Stocks closed slightly higher Monday as investors were reluctant to make major moves ahead of Tuesday’s presidential election between President Barack Obama and challenger Mitt Romney, but Jim Cramer argued the outcome is likely to have little effect on stocks, at least if recent history is any indication.

“For the most part, when I look at individual companies, I see stocks doing better where management excelled and stocks doing worse where management failed to execute,” Cramer explained. “From my vantage point, stock performance had almost nothing to do with who occupies the White House.”

To illustrate his point, Cramer called attention to Hewlett-Packard and IBM, two technology companies that both decided to move out of hardware and into big data management, software and consulting at around the same time five years ago. In 2007, IBM traded at around $111 a share, but has enjoyed a 73 percent gain and now trades at roughly $193 a share. Five years ago, H-P sold for roughly $49 a share, but has since dropped around 71 percent to trade at $14 a share.

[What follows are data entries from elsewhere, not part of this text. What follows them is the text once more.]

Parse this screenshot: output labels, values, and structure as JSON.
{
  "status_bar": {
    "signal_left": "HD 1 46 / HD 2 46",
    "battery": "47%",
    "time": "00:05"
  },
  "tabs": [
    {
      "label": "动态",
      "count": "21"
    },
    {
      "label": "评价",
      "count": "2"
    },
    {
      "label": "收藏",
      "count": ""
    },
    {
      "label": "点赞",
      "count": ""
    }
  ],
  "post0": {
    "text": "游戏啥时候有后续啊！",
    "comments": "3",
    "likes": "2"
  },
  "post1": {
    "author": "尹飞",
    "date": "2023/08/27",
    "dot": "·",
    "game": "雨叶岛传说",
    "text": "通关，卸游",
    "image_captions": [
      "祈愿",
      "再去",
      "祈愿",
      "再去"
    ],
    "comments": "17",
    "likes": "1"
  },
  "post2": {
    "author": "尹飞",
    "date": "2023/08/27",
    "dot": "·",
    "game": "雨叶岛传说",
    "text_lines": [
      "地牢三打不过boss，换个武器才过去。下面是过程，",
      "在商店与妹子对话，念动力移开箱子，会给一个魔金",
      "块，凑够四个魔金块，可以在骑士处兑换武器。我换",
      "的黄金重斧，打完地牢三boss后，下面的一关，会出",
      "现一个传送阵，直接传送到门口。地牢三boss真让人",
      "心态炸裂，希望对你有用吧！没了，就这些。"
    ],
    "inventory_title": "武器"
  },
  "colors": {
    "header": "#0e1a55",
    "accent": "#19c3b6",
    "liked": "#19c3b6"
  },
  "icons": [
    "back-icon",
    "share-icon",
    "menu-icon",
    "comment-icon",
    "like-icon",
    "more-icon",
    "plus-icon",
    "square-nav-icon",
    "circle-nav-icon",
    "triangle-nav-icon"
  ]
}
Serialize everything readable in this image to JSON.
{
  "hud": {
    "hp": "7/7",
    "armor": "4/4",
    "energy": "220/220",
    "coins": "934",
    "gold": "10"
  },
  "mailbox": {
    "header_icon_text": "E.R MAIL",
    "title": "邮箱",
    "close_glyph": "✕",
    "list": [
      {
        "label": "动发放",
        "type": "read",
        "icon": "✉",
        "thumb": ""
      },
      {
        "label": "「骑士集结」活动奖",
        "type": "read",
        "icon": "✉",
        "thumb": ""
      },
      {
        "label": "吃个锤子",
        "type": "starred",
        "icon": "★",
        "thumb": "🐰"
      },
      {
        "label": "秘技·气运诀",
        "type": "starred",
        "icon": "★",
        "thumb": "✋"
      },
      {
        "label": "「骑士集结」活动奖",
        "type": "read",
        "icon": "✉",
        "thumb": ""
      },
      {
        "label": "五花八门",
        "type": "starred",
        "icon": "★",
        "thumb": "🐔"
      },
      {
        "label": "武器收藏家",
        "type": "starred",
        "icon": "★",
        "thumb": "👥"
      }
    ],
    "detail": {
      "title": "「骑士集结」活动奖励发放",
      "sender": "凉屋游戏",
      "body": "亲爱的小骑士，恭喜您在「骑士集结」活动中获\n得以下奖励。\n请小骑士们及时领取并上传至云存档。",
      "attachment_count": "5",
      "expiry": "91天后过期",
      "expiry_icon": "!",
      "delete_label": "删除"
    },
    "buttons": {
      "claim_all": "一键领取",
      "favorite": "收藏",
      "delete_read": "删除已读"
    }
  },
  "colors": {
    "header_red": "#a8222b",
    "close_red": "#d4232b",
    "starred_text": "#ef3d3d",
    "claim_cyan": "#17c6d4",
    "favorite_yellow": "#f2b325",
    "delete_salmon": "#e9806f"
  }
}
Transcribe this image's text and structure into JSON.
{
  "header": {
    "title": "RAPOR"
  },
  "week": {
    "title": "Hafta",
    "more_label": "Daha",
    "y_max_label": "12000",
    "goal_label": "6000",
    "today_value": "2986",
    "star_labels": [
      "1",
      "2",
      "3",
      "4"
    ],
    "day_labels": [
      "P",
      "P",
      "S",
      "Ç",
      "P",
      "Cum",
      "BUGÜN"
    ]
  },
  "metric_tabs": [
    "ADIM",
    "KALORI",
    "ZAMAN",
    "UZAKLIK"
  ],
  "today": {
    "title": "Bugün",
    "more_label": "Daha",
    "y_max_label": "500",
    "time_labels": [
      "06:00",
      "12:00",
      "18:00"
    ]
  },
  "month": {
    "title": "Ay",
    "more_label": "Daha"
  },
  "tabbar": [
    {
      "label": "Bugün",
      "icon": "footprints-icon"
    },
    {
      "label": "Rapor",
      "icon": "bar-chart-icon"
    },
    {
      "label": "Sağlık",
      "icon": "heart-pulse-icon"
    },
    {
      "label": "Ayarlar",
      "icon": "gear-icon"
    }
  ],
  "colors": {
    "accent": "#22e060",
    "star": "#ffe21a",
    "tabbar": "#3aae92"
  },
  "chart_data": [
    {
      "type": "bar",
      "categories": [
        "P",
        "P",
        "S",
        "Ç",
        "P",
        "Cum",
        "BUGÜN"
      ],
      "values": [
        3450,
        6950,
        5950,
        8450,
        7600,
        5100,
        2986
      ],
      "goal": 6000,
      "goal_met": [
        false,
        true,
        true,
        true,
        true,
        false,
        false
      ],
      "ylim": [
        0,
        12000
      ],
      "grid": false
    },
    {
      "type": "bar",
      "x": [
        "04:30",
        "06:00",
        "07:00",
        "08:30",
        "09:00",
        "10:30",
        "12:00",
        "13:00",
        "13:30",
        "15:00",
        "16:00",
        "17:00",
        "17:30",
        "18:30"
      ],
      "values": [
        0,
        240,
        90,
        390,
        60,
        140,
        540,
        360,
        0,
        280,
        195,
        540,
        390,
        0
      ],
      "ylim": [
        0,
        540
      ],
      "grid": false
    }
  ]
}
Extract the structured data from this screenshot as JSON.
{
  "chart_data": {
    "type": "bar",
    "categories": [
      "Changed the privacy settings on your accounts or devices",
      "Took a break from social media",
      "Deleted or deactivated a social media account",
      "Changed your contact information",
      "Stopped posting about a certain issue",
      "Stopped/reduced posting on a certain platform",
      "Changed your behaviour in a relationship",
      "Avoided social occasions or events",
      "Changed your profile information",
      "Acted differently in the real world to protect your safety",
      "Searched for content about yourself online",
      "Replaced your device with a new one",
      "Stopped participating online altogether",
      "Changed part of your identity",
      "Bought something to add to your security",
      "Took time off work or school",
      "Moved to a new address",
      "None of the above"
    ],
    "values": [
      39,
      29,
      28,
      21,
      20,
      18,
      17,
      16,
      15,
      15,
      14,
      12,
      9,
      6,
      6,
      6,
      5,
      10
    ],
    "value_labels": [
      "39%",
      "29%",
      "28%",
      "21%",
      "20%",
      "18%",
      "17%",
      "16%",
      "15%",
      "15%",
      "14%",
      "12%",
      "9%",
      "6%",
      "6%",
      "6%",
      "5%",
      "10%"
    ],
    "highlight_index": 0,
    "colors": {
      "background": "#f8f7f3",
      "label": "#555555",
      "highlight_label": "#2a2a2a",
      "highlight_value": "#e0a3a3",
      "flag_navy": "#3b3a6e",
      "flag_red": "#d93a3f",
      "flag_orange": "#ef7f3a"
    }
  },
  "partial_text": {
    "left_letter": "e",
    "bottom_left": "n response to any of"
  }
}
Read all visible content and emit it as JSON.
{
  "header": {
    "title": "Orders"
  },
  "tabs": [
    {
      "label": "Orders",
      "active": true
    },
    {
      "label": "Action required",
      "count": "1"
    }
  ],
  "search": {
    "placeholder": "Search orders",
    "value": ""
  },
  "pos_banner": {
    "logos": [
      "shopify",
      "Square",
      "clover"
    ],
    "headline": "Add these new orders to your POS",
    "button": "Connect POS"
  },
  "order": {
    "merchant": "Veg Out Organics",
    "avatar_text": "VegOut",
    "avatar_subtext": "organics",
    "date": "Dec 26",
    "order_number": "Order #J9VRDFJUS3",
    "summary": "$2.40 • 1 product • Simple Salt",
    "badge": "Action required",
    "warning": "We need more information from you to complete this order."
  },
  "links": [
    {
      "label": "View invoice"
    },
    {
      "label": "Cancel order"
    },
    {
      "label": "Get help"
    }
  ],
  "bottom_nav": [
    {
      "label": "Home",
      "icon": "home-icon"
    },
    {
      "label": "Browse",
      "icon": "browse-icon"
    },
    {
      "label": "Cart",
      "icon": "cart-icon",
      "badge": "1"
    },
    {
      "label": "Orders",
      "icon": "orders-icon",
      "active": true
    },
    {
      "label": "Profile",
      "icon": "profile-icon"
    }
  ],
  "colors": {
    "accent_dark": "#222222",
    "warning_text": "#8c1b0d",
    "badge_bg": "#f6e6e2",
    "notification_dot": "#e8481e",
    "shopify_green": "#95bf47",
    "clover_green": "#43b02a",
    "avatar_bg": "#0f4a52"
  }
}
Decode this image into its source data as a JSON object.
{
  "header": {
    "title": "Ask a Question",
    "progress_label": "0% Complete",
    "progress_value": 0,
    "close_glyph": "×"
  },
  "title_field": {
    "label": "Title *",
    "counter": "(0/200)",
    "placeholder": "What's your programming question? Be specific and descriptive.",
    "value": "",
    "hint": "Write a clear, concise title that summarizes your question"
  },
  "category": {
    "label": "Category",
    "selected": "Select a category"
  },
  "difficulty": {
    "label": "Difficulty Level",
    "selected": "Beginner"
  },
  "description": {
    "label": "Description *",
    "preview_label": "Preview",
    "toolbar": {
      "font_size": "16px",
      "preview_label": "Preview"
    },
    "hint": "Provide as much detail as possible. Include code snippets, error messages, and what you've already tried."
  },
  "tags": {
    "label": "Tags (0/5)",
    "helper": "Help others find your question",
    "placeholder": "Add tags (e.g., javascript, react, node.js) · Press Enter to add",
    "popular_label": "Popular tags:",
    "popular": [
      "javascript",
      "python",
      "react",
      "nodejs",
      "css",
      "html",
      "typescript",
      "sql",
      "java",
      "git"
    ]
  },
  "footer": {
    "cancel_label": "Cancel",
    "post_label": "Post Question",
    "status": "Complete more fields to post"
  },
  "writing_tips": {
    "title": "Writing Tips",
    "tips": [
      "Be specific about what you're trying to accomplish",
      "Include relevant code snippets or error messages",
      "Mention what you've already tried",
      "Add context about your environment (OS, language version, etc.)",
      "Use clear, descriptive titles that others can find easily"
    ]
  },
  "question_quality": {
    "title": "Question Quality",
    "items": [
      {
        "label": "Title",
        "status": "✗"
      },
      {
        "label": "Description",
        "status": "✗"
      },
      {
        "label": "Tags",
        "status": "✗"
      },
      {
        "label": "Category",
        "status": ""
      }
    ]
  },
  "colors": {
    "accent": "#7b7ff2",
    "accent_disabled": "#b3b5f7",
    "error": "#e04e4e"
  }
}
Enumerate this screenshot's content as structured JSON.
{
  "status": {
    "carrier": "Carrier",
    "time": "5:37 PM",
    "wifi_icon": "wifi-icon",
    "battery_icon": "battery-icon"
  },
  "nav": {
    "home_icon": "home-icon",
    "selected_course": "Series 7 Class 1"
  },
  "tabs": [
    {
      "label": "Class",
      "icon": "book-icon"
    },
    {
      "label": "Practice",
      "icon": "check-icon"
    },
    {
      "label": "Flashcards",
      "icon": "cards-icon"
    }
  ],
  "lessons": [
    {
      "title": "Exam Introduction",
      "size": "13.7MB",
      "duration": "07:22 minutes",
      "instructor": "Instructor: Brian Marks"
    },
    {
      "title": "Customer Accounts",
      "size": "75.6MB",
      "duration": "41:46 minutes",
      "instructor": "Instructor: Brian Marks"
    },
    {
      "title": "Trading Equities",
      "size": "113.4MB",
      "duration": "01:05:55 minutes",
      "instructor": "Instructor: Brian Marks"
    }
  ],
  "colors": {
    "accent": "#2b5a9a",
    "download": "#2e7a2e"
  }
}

“The political determinists out there would say that business will do better under Romney,” Cramer said. “But I’d say that business did better under former IBM CEO Sam Palmisano than the various CEOs at Hewlett-Packard, including Mark Hurd, Leo Apotheker and Meg Whitman.”

Elsewhere in the tech space, Microsoft’s stock dropped from $33 to $29 over the past five years while Intel sank from $25 to $22. Apple’s stock skyrocketed from $185 to $576 over the same time period, though.

“Should Obama take credit for Apple’s huge run? By the same token, the Romney surge began when Apple was in the $700s, does that mean Romney’s gunning for Apple? Seems pretty stupid if you ask me,” Cramer complained. “This difference is about management, raw brainpower and product differentiation, not politics.”

From retail to banking, chemicals and more, Cramer pointed to several other examples that illustrated how politics was not tied to stock performance. The S&P 500 index did drop from 1,465 to 1,367 over the past five years, Cramer admitted, but he thinks the real damage was done during the year before he got elected. But Cramer argued the broader averages shouldn’t matter to investors. Instead, he thinks investors should concentrate on finding shares of companies that execute well and are immune to Washington’s antics.

“Politics is incredibly overrated is as a stock performance prism,” he said. “What matters is management and the business model.”